光輝 揺らぐ
あたしが下を向いてぶつぶつと言っていると、それを恐怖のためと勘違いしたバカどもがぽんっと肩に手を置いた。
「なっ?早く家にかえんな、俺達ガウリンは無駄な暴力は振るわねぇんだ」
ガウリンガウリンって連呼されると余計に腹が立つ。
やっぱり綺麗さっぱりつぶすべきよね、あたしの為に。
「・・・・・ガウリイのバカ!!ファイアーボール!!」
「うわっ!!」
あたしの肩に手を置いていた盗賊Aがどこか遠くへ吹っ飛ぶ。
BCDも慌てて構えるが、おそい!!
「ガウリイなんかだいっきらい!!フレア・アロー!!」
「うぎょえ〜〜〜!!」
三人まとめてダウン♪
物音を聞きつけて、中から出てきたほかの奴らも巻き添えをくっている。
「まだまだぁ、ガウリイのくらげ〜!!フリーズ・アロー!!」
「うきょえ〜〜〜!!」
「・・・・がくっ・・・」
半分氷づけ。
不細工な氷の彫刻がずらりと並ぶ。
そしてその隣には服に火がついてあたふたしている集団。
・・・・・ふっ、ガウリンなんて名前にするからよ
しかし、あたしのイライラはまだおさまらなかった。
まぁ、これが八当たりだっていうのはわかってるし、八当たりをした所で何も解決しないのもわかってる。

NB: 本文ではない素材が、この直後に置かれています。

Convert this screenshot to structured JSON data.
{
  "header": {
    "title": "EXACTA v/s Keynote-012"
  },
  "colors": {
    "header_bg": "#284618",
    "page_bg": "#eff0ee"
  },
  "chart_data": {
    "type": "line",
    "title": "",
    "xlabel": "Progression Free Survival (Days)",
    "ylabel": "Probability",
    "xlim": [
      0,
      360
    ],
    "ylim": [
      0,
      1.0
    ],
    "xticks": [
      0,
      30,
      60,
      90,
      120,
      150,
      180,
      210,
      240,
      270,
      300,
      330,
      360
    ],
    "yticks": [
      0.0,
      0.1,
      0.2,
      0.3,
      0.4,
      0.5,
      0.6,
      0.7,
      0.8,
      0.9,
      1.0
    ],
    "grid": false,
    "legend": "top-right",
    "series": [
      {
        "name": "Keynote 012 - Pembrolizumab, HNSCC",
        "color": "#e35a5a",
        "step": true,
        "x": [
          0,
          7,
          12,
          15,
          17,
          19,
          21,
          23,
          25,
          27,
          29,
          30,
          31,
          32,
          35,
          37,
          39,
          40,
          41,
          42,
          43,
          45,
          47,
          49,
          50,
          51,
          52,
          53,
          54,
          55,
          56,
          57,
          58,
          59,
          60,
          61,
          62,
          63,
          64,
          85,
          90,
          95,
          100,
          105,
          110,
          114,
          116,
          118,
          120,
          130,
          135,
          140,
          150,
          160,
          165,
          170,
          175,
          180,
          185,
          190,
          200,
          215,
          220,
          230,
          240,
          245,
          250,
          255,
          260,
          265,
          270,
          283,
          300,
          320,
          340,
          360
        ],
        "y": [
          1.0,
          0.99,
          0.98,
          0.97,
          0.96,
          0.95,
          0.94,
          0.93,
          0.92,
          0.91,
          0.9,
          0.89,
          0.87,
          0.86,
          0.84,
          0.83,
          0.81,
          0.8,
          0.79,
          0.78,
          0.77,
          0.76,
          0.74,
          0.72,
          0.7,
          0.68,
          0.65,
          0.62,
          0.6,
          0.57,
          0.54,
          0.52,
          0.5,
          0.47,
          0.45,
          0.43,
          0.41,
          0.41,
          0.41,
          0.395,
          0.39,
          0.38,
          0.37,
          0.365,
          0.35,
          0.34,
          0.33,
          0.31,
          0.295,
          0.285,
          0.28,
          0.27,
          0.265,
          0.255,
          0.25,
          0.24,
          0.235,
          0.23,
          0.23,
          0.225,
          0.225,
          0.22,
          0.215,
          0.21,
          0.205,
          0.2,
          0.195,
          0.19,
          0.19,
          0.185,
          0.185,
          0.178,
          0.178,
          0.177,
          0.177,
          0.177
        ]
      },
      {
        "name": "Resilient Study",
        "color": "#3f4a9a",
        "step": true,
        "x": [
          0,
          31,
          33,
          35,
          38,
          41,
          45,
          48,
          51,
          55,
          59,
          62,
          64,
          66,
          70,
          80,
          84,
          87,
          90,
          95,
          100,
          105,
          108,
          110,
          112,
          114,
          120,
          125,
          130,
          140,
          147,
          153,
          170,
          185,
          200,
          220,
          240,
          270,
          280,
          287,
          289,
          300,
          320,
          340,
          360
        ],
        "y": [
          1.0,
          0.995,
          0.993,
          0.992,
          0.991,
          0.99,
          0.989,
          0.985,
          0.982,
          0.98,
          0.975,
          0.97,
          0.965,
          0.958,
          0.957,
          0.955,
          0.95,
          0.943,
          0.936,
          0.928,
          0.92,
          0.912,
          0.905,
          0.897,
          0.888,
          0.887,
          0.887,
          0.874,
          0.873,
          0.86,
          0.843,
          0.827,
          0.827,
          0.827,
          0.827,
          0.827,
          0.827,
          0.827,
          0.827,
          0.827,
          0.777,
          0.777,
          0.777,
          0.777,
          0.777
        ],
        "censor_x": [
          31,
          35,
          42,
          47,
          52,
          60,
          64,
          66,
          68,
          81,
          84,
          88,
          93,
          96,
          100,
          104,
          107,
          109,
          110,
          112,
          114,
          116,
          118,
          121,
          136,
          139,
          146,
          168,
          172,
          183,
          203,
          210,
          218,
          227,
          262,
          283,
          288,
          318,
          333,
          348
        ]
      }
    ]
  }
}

だ〜け〜ど〜、こうでもしないと・・・・・・・・健康に悪いし♪
「ガウリイの鈍感!!ドラグスレイブ――!!」
どごぉー――っ!!
親分ガウリスが出てくる前に、盗賊団ガウリンのアジトは壊滅した。
「・・・あ・・・あくまだ・・・・」
「失礼ね、リナ=インバースよ」
ぴきっ・・・・・・
あたしの名前を聞いて、まだ生き残っていたラッキーな奴ら全てその場に倒れた。
・・・・おいおい・・・。
「・・・・みんな!死んだフリをするんだ」
「死にたくなけりゃ倒れとけっ!」
・・・・・・あたしは熊か!!
こそこそと聞えない様に話しているつもりだろうが、全て聞き取れてしまうあたし。
う〜ん、リナちゃんってばエルフ並♪
来た時と同じく、あたしはにぃ〜〜っと微笑み・・・・・・・・・
「ディム・ウィン!!」
「死んだフリしたのに〜〜〜〜!!!!!!」
「お・・・・おやぶん・・・・・・・がはっ・・・」
「あぁ・・・・・・・・・・・・・もうだめ・・・・・」
「・・・・か・・・かあちゃん・・・・」
どごぁぁ――――――――――――・・・・・・・・・ぽて・・・。
全ての盗賊が吹っ飛び、そこらへんに落ちた。
「はぁ、ちょっぴりすっきりしたかな」
「ちょ・・・ちょっぴり・・・・・・・・・がくっ・・・」
しぶとい奴が一言残し、ガウリンは完全に消え去った。
てくてくてくてく・・・・・・・・・。
ここは街頭も少ない夜の町。
へ、変な想像はしないでよ?宿に帰るだけなんだから!!
すけべぇ屋さんになんて行かないわよ。
飛んで帰るにはごちゃごちゃしてて不便なのよね、この町。
「・・・・・・・・シル・・・・・・・・・だから・・・・え?まだ・・・」
どこからか微かにガウリイの声が聞えたような気がした。
「え?まさかこんな所で会わないよね・・・・・・・」
だってここら辺って酒場って言うより、すけべぇ屋さんに近い店が並ぶとこなのよ?
・・・まさか・・・・まさかね。